Which measure of center is most reliable?
A. Mean
B. Mode
C. Median
D. Range
Answer: C. Median
Explanation: The median is not affected by outliers, making it a better choice when data includes extreme values.
Maria wants to paint the outside of a box (10 in long, 5 in wide, and 4 in high).

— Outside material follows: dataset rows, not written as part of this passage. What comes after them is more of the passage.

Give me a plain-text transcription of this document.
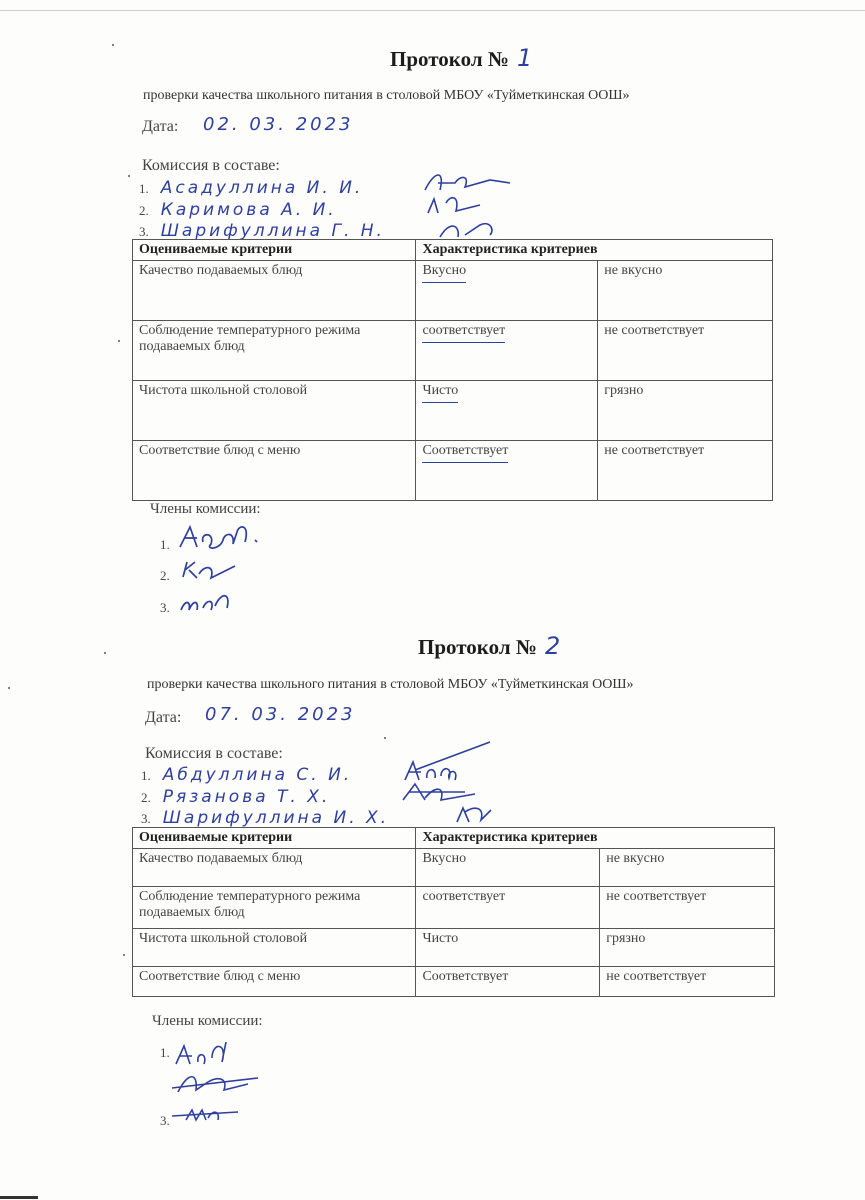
Протокол № 1
проверки качества школьного питания в столовой МБОУ «Туйметкинская ООШ»
Дата: 02. 03. 2023
Комиссия в составе:
1. Асадуллина И. И.
2. Каримова А. И.
3. Шарифуллина Г. Н.
Оцениваемые критерии	Характеристика критериев	
Качество подаваемых блюд	Вкусно	не вкусно
Соблюдение температурного режима подаваемых блюд	соответствует	не соответствует
Чистота школьной столовой	Чисто	грязно
Соответствие блюд с меню	Соответствует	не соответствует
Члены комиссии:
1.
2.
3.
Протокол № 2
проверки качества школьного питания в столовой МБОУ «Туйметкинская ООШ»
Дата: 07. 03. 2023
Комиссия в составе:
1. Абдуллина С. И.
2. Рязанова Т. Х.
3. Шарифуллина И. Х.
Оцениваемые критерии	Характеристика критериев	
Качество подаваемых блюд	Вкусно	не вкусно
Соблюдение температурного режима подаваемых блюд	соответствует	не соответствует
Чистота школьной столовой	Чисто	грязно
Соответствие блюд с меню	Соответствует	не соответствует
Члены комиссии:
1.
3.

How much surface area will she paint?
A. 180 in²
B. 240 in²
C. 220 in²
D. 200 in²
Answer: C. 220 in²
Surface area of a rectangular prism = 2(lw + lh + wh)
Now calculate:
= 2(10×5 + 10×4 + 5×4) = 2(50 + 40 + 20) = 2(110) = 220 in²
Statistical Thinking (6.SP.1 & 6.SP.2)
A class collected data on how many books each student read last month:
3, 5, 2, 6, 5, 4, 3, 7, 5, 3
What is the mean number of books read?
A. 4.3
B. 4.5
C. 5
D. 3.5
Answer: A. 4.3
Explanation:
Add: 3+5+2+6+5+4+3+7+5+3 = 43
Divide: 43 ÷ 10 = 4.3
✅ Corrected Answer: A. 4.3
Interpreting Data (6.SP.5c & 6.SP.5d)
Two classes recorded how many pencils each student had:
Class A: 2, 3, 3, 4, 4, 4, 5, 5
Class B: 1, 2, 2, 3, 10, 12, 15
Which class has a greater spread in the data?
A. Class A
B. Class B
C. Both have the same spread
D. Not enough data
Answer: B. Class B
Explanation: Class A’s values range from 2 to 5 (range = 3).
Class B’s values range from 1 to 15 (range = 14). So, Class B has a greater spread.